Consequently, Buena Vista Television president Bob Jacquemin suggested, the independents may be forced to take their series to cable.
Although it was left unsaid, basic cablers probably will pony up small license fees (maybe $ 50,000 an episode, at best) that will leave many action hour producers struggling to break even on their investments.
If all or most of the original hours vying for slots make it onto the air this fall, the cumulative effect could be lower overall ratings, which will weaken many of the shows’ back-end values.
Because of the sudden abundance of firstrun action hours, foreign buyers have become much more selective in allocating co-financing dollars.
That factor could force some to produce low-budget hours that wouldn’t stand up against the high-priced product turned out by Paramount.
Paramount syndication president Steve Goldman emphasized that the only way the company can invest approximately $ 1.5 million an episode in a series such as “Star Trek: Deep Space Nine” is through the dual revenue stream; concurrently selling barter time for the originals as well as the rerun rights.
Added Worldvision Enterprises president John Ryan, “Looking at it from a risk-to-reward ratio, (the action hour arena) is a very difficult business.”
Not surprisingly, Ryan, whose company is heavily into distributing movie packages, made a strong pitch for indies to counter the hours with films.
One of the panel participants, Columbia syndication president Barry Thurston, said in an earlier interview that his company is still evaluating the merits of the hour business.
Other than the Paramount and Warner Bros. series, the hour reruns will not be available for at least another year. How well they will sell in the broadcast market, Thurston noted, is anyone’s guess.

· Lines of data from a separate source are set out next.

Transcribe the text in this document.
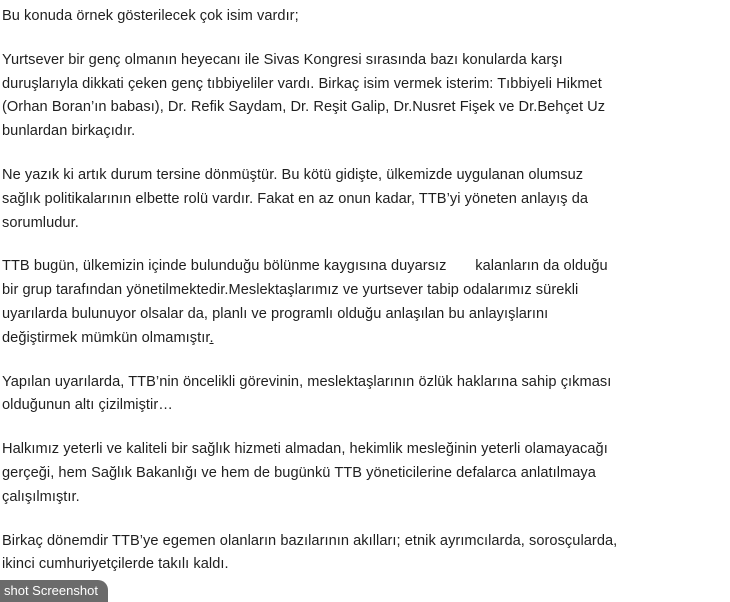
Bu konuda örnek gösterilecek çok isim vardır;

Yurtsever bir genç olmanın heyecanı ile Sivas Kongresi sırasında bazı konularda karşı
duruşlarıyla dikkati çeken genç tıbbiyeliler vardı. Birkaç isim vermek isterim: Tıbbiyeli Hikmet
(Orhan Boran’ın babası), Dr. Refik Saydam, Dr. Reşit Galip, Dr.Nusret Fişek ve Dr.Behçet Uz
bunlardan birkaçıdır.

Ne yazık ki artık durum tersine dönmüştür. Bu kötü gidişte, ülkemizde uygulanan olumsuz
sağlık politikalarının elbette rolü vardır. Fakat en az onun kadar, TTB’yi yöneten anlayış da
sorumludur.

TTB bugün, ülkemizin içinde bulunduğu bölünme kaygısına duyarsız       kalanların da olduğu
bir grup tarafından yönetilmektedir.Meslektaşlarımız ve yurtsever tabip odalarımız sürekli
uyarılarda bulunuyor olsalar da, planlı ve programlı olduğu anlaşılan bu anlayışlarını
değiştirmek mümkün olmamıştır.

Yapılan uyarılarda, TTB’nin öncelikli görevinin, meslektaşlarının özlük haklarına sahip çıkması
olduğunun altı çizilmiştir…

Halkımız yeterli ve kaliteli bir sağlık hizmeti almadan, hekimlik mesleğinin yeterli olamayacağı
gerçeği, hem Sağlık Bakanlığı ve hem de bugünkü TTB yöneticilerine defalarca anlatılmaya
çalışılmıştır.

Birkaç dönemdir TTB’ye egemen olanların bazılarının akılları; etnik ayrımcılarda, sorosçularda,
ikinci cumhuriyetçilerde takılı kaldı.

shot Screenshot
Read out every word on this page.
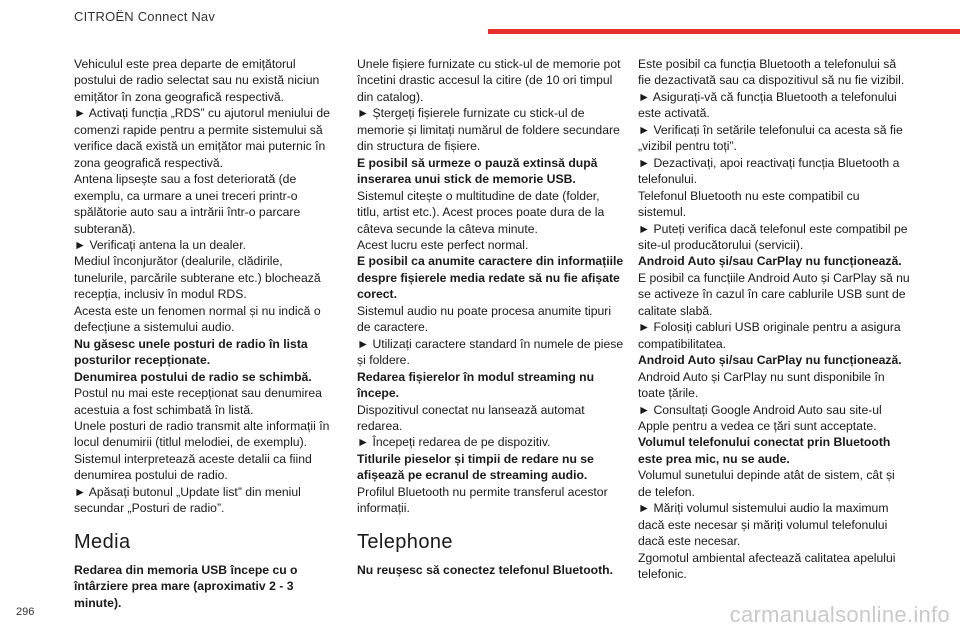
CITROËN Connect Nav

Vehiculul este prea departe de emițătorul postului de radio selectat sau nu există niciun emițător în zona geografică respectivă.

► Activați funcția „RDS” cu ajutorul meniului de comenzi rapide pentru a permite sistemului să verifice dacă există un emițător mai puternic în zona geografică respectivă.

Antena lipsește sau a fost deteriorată (de exemplu, ca urmare a unei treceri printr-o spălătorie auto sau a intrării într-o parcare subterană).

► Verificați antena la un dealer.

Mediul înconjurător (dealurile, clădirile, tunelurile, parcările subterane etc.) blochează recepția, inclusiv în modul RDS.

Acesta este un fenomen normal și nu indică o defecțiune a sistemului audio.

Nu găsesc unele posturi de radio în lista posturilor recepționate.

Denumirea postului de radio se schimbă.

Postul nu mai este recepționat sau denumirea acestuia a fost schimbată în listă.

Unele posturi de radio transmit alte informații în locul denumirii (titlul melodiei, de exemplu).

Sistemul interpretează aceste detalii ca fiind denumirea postului de radio.

► Apăsați butonul „Update list” din meniul secundar „Posturi de radio”.

Media

Redarea din memoria USB începe cu o întârziere prea mare (aproximativ 2 - 3 minute).

Unele fișiere furnizate cu stick-ul de memorie pot încetini drastic accesul la citire (de 10 ori timpul din catalog).

► Ștergeți fișierele furnizate cu stick-ul de memorie și limitați numărul de foldere secundare din structura de fișiere.

E posibil să urmeze o pauză extinsă după inserarea unui stick de memorie USB.

Sistemul citește o multitudine de date (folder, titlu, artist etc.). Acest proces poate dura de la câteva secunde la câteva minute.

Acest lucru este perfect normal.

E posibil ca anumite caractere din informațiile despre fișierele media redate să nu fie afișate corect.

Sistemul audio nu poate procesa anumite tipuri de caractere.

► Utilizați caractere standard în numele de piese și foldere.

Redarea fișierelor în modul streaming nu începe.

Dispozitivul conectat nu lansează automat redarea.

► Începeți redarea de pe dispozitiv.

Titlurile pieselor și timpii de redare nu se afișează pe ecranul de streaming audio.

Profilul Bluetooth nu permite transferul acestor informații.

Telephone

Nu reușesc să conectez telefonul Bluetooth.

Este posibil ca funcția Bluetooth a telefonului să fie dezactivată sau ca dispozitivul să nu fie vizibil.

► Asigurați-vă că funcția Bluetooth a telefonului este activată.

► Verificați în setările telefonului ca acesta să fie „vizibil pentru toți”.

► Dezactivați, apoi reactivați funcția Bluetooth a telefonului.

Telefonul Bluetooth nu este compatibil cu sistemul.

► Puteți verifica dacă telefonul este compatibil pe site-ul producătorului (servicii).

Android Auto și/sau CarPlay nu funcționează.

E posibil ca funcțiile Android Auto și CarPlay să nu se activeze în cazul în care cablurile USB sunt de calitate slabă.

► Folosiți cabluri USB originale pentru a asigura compatibilitatea.

Android Auto și/sau CarPlay nu funcționează.

Android Auto și CarPlay nu sunt disponibile în toate țările.

► Consultați Google Android Auto sau site-ul Apple pentru a vedea ce țări sunt acceptate.

Volumul telefonului conectat prin Bluetooth este prea mic, nu se aude.

Volumul sunetului depinde atât de sistem, cât și de telefon.

► Măriți volumul sistemului audio la maximum dacă este necesar și măriți volumul telefonului dacă este necesar.

Zgomotul ambiental afectează calitatea apelului telefonic.

296	carmanualsonline.info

Thurston and the others questioned where stations will run the hours in their back-end lives.
“Will they go back to stripping hours on an indie or an affiliate? Will we see a time when an indie or an affiliate will run an hour at 4 p.m. instead of a talkshow? Will indies be willing to run (more) hours between 6 and 8 p.m.?” Thurston asked.
With the answers unknown, Col has taken a different approach to the hour business by making a series called “Berlin Break” for German TV.
The venture, a co-production between the studio’s network TV wing and Germany’s RTL Plus, represents a “reverse twist,” Thurston said.
“If it does well,” he noted, “we can bring it over here at some point” and sell the reruns as originals.